In this e-novella, ghost hunter Simon Feximal and his biographer and lover Robert Caldwell join forces with visiting American scholar and sorcerer Percival Endicott Whyborne and his own partner, ex-Pinkerton Griffin Flaherty, to investigate an occult menace in England. Feximal reads a news story about Whyborne’s visit that says that he discovered the tomb of the pharaoh Nephren-ka. Whyborne looks at a drawing of an Egyptian tablet in his notebook and recognizes Apep, the serpent of chaos, who is sometimes associated with Nyarlathotep.
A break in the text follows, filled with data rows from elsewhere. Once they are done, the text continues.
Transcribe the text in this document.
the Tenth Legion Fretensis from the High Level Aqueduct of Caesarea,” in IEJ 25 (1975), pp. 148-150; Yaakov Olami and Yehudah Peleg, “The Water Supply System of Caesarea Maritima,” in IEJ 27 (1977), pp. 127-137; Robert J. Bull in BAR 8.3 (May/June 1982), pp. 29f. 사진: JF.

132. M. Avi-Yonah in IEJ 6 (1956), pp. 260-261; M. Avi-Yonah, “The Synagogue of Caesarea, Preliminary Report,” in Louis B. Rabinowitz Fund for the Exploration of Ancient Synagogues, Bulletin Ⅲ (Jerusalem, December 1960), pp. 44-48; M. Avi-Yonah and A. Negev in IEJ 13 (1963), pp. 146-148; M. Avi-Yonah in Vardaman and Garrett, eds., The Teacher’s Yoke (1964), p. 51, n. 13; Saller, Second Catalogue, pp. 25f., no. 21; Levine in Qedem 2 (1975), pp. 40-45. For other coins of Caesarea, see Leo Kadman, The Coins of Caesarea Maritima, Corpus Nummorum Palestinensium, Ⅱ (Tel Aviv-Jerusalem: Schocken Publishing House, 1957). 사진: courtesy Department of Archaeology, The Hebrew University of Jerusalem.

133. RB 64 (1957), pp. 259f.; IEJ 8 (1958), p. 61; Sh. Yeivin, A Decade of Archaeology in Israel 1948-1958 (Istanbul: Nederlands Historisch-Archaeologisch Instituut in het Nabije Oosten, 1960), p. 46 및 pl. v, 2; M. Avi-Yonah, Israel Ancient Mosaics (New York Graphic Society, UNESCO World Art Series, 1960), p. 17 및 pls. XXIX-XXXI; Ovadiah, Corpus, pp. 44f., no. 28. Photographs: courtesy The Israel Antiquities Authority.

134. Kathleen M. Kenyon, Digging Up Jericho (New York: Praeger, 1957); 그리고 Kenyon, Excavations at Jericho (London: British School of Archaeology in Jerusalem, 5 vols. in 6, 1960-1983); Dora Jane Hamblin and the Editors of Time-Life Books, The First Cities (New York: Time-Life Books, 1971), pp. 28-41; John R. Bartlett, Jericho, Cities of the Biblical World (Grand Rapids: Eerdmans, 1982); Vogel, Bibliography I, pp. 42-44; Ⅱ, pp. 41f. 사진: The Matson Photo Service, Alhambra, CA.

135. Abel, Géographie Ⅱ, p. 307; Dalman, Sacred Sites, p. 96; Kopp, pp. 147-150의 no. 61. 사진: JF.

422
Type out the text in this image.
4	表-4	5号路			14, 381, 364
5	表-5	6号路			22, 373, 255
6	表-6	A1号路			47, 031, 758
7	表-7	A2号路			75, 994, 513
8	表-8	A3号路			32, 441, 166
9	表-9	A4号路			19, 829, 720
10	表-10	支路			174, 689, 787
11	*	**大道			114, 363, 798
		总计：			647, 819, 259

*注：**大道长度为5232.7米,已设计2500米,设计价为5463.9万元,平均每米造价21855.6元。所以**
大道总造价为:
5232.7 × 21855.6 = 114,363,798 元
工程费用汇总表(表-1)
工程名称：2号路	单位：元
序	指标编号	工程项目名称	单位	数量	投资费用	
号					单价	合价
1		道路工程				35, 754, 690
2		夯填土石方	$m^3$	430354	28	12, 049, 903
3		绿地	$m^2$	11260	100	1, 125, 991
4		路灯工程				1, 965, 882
Whyborne and Flaherty initially speculate that Caldwell may be a member of a cult called the Eyes of Nodens. Feximal and Caldwell later take Whyborne and Flaherty to a private club called the Remnant, run by the Hesselian Society of Occult Investigation. It is said that one may meet the ghost-finder Thomas Carnacki at the Remnant on his usual storytelling Thursdays (which are best avoided), and that Dr. Silence always takes one of the small bedrooms on his infrequent trips to town. Feximal snaps at Whyborne that the Saaamaaa Ritual is not sorcerous. This story is a team-up between the occult detectives of  K.J. Charles’ The Secret Casebook of Simon Feximal series and Jordan L. Hawk’s Whyborne & Griffin series. Nephren-ka is from H.P. Lovecraft’s Cthulhu Mythos tale “The Haunter of the Dark.” In Lovecraft’s Mythos fiction, Nyarlathotep is one of the malevolent Great Old Ones, while Nodens is a benevolent Elder God. The Hesselian Society of Occult Investigation is named after Dr. Martin Hesselius from J. Sheridan Le Fanu’s short story collection In a Glass Darkly, considered by many to be one of the first occult detectives in fiction. Thomas Carnacki is from William Hope Hodgson’s collection Carnacki the Ghost-Finder, while Dr. Silence is from Algernon Blackwood’s collection John Silence. The Saaamaaa Ritual is from the Carnacki stories “The Gateway of the Monster,” “The House Among the Laurels,” and “The Whistling Room.”

1 comment:

  1. Sean, thanks so much for including this! I'm a big fan of the Whyborne & Griffin series. All of the novels feature Lovecraftian bad-guys. In fact, from talking to Jordan Hawk, I know that each novel is intentionally "inspired by" a particular Lovecraft tale. The next book, Hoarfrost (coming out in late April), is inspired by "At The Mountains of Madness."